The Närpes-based artist Karin Lipkin-Forsén could easily be called the grande dame of Konstrundan - she has participated in Konstrundan every year! Karin got her studio in 2008, the same year as Konstrundan was organised for the first time, and she has participated in Konstrundan ever since. It was close that she wouldn’t have a studio at all and in that case Karin might not have applied for her first art circuit either. It feels almost as faith played a role here. The studio, located on the bottom floor of a building with views over the museum bridge in Närpes, was a big investment for Karin.
-I sold everything to have it. Then I started to doubt - can I really do this? I backed out, but regretted it and then someone else had already laid eyes on the property. Luckily the bank gave me a call later and asked if I was still interested in the place and in the end the studio became mine and now I’ve been working there for 14 years and taken part in Konstrundan for as many years.

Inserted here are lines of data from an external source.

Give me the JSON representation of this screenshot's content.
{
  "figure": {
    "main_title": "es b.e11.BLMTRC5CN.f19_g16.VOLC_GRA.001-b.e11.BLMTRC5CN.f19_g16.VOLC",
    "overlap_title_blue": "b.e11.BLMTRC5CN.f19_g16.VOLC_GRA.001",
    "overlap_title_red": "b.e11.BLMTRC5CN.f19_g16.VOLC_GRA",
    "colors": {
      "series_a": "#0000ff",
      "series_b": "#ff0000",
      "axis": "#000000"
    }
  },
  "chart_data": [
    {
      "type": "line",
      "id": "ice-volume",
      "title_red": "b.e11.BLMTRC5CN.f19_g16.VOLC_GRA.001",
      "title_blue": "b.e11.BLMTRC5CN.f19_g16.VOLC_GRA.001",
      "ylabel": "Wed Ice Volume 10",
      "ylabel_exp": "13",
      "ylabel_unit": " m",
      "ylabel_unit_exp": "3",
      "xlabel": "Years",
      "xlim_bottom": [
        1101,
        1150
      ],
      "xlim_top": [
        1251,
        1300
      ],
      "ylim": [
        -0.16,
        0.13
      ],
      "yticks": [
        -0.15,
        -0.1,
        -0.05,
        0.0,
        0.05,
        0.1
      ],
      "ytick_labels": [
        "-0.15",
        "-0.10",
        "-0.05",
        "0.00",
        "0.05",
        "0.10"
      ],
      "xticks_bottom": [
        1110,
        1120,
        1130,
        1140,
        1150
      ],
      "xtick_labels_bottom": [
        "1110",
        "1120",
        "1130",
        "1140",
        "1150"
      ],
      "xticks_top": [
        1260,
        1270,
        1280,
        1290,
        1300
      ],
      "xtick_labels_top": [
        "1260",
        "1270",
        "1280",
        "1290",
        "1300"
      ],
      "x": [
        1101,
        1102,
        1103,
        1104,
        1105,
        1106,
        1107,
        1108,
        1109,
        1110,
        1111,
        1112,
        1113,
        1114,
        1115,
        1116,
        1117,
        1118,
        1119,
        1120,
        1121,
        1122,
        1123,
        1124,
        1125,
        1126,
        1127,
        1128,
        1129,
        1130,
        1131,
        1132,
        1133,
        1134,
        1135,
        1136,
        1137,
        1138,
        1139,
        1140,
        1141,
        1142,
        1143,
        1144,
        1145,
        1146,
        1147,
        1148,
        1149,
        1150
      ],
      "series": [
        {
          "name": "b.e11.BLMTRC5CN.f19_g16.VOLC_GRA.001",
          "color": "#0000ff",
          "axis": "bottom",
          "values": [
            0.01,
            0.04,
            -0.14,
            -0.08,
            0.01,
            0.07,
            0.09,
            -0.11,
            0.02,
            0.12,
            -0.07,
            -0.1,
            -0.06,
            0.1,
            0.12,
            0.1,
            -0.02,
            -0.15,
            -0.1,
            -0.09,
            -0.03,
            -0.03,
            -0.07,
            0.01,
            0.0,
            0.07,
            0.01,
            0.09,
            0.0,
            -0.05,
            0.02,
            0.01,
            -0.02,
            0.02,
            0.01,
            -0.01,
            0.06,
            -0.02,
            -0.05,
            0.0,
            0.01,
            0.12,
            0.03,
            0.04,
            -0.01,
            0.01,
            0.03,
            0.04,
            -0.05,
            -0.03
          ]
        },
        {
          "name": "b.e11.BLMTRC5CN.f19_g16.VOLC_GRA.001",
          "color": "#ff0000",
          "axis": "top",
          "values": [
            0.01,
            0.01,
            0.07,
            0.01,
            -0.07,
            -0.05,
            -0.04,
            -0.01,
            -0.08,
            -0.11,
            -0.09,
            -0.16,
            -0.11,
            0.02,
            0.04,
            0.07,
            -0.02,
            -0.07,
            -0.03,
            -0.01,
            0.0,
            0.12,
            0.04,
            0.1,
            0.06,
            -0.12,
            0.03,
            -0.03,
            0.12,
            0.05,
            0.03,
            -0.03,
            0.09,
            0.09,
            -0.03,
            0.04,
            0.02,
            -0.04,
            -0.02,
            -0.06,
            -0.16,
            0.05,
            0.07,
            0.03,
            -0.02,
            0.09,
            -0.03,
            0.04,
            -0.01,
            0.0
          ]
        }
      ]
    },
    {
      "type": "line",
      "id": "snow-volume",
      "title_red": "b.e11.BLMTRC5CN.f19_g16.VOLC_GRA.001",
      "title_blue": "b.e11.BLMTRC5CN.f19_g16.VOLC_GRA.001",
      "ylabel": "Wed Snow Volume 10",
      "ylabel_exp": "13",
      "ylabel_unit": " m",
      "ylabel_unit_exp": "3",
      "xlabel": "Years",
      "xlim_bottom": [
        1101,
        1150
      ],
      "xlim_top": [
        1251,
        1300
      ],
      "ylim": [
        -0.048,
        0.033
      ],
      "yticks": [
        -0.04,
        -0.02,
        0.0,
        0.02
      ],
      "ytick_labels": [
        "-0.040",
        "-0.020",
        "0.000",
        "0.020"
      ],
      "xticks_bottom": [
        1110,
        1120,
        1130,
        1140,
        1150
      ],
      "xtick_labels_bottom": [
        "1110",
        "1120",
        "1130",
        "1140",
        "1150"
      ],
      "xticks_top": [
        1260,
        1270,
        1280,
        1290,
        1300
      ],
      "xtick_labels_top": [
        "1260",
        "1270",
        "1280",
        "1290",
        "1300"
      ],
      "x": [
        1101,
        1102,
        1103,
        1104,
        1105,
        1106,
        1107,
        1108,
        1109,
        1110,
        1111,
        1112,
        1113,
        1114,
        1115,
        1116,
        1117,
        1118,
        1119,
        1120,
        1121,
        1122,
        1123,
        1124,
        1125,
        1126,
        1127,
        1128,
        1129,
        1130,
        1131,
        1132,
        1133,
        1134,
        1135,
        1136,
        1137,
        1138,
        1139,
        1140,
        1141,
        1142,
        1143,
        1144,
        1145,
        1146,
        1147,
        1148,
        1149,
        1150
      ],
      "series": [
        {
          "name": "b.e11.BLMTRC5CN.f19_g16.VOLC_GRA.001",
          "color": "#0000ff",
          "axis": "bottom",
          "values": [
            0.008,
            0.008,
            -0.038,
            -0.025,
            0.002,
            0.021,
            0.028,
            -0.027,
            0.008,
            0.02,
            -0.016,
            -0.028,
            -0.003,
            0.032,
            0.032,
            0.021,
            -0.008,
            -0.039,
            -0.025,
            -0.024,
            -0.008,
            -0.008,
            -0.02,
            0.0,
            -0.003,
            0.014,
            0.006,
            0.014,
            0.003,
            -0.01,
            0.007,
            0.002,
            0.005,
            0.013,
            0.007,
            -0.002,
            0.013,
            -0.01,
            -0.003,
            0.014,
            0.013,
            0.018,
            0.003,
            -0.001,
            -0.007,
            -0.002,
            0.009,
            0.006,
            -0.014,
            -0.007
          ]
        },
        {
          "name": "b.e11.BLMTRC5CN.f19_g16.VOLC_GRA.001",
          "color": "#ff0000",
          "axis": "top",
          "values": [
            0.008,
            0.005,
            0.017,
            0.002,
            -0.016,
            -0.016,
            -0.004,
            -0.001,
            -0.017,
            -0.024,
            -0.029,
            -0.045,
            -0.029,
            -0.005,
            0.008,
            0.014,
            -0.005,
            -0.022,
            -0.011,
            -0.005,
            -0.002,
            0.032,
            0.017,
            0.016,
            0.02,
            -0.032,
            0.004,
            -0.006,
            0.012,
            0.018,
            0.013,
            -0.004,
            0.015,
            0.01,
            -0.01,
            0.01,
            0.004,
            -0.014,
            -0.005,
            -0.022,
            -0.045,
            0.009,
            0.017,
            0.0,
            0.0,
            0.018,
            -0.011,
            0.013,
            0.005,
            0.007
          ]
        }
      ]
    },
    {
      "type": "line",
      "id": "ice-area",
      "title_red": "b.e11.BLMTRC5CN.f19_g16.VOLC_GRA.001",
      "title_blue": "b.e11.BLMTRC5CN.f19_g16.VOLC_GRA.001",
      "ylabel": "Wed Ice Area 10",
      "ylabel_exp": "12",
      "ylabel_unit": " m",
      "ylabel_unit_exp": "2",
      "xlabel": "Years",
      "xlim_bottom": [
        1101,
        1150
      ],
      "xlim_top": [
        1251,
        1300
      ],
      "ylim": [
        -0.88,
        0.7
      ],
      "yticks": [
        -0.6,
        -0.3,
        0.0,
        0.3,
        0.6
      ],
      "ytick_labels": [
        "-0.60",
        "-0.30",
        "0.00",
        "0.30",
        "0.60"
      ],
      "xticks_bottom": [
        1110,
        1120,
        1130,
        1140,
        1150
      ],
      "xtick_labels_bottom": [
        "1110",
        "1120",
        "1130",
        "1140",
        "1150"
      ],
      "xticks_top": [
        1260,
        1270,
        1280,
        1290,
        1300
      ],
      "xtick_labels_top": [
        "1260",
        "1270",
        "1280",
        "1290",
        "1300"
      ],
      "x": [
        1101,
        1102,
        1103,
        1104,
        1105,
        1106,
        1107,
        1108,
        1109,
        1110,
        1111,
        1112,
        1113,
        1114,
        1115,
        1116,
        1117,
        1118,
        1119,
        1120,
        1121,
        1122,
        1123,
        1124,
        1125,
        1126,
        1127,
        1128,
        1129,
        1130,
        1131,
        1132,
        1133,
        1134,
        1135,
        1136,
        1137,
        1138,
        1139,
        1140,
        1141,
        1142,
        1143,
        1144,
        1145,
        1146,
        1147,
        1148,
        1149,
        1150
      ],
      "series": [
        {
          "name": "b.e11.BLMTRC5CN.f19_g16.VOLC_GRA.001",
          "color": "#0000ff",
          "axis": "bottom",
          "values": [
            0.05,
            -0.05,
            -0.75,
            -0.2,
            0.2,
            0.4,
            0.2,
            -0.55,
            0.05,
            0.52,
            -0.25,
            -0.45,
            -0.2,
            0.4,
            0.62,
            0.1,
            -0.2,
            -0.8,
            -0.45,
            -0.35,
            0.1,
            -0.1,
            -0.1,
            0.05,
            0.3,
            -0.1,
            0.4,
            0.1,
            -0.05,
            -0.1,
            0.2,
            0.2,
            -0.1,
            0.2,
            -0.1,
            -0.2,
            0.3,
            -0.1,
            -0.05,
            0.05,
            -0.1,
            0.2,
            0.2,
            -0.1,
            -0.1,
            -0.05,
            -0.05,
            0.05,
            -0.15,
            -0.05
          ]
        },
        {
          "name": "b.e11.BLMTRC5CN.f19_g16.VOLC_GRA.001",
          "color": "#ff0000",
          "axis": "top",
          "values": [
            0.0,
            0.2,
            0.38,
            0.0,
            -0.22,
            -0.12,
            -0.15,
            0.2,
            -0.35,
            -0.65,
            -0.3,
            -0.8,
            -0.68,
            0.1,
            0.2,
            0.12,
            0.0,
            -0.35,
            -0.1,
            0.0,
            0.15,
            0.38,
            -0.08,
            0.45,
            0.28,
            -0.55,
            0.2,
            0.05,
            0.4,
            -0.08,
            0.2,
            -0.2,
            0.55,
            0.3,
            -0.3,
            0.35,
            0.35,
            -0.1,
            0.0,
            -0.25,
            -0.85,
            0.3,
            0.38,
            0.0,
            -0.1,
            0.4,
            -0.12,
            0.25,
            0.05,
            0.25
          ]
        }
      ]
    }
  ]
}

Karin has always been making art, but before she became an artist she had what she refers to as her bureaucratic period: she worked, started a family and didn’t have time for art other than as an exhibition visitor.
-Even if you don’t work with your hands, I believe the eye can be trained, Karin says of the importance art has had in her life even during periods when she hasn’t had time to create herself. During the so-called bureaucratic period Karin worked in a gift shop that also sold art materials and had a small gallery. Surrounded by all these materials she could not resist the temptation to make art herself and to use the materials she was surrounded by on a daily basis. It was here that her artistry grew. Karin paints with oil and watercolour, but her main medium is printmaking. That it was printmaking that became her thing happened because when she closed her shop, in order to focus on art, the University for Art and Design had relocated their printing department to Vasa. Karin applied for the school and commuted to Vasa for a year and got a degree in printmaking.
Besides getting to know artists, art forms and art techniques, it’s also possible to buy art straight from the artist during Konstrundan. For Karin Konstrundan happens to be the best sales event of the year, even though she sometimes keeps her studio open during the summer months or around christmas and sells works through her exhibitions. The corona virus has messed up many artists' exhibition calendars and hence Karin doesn’t have any exhibitions planned for this year. Every summer she’s usually in a different Nordic country painting together with a group of Nordic artists she got to know in Gresleborgsskolan, an art school outside Gothenburg, but this event is also on a break and waiting for better times. Instead Karin has focused on working on and renewing her collection.
-It’s fun to show something new every year! Many visitors come here year after year and I always try to have something new to show them. To be an artist is lonely at times, so it’s fun to meet new people and Konstrundan is a great opportunity to do that, she says. I think all the Konstrundans so far have been equally good and I have no special expectations for this year - except that it will be as good as previous years!
That there are challenges in her work is what keeps it interesting. Karin tries to work as environmentally friendly as printmaking allows and she loves to experiment with new printmaking techniques and to create new visual effects.
-Different effects and trying to bring them out is great fun, it stops the work from getting too pretty! When I succeed in that, I’m overwhelmed, she finishes.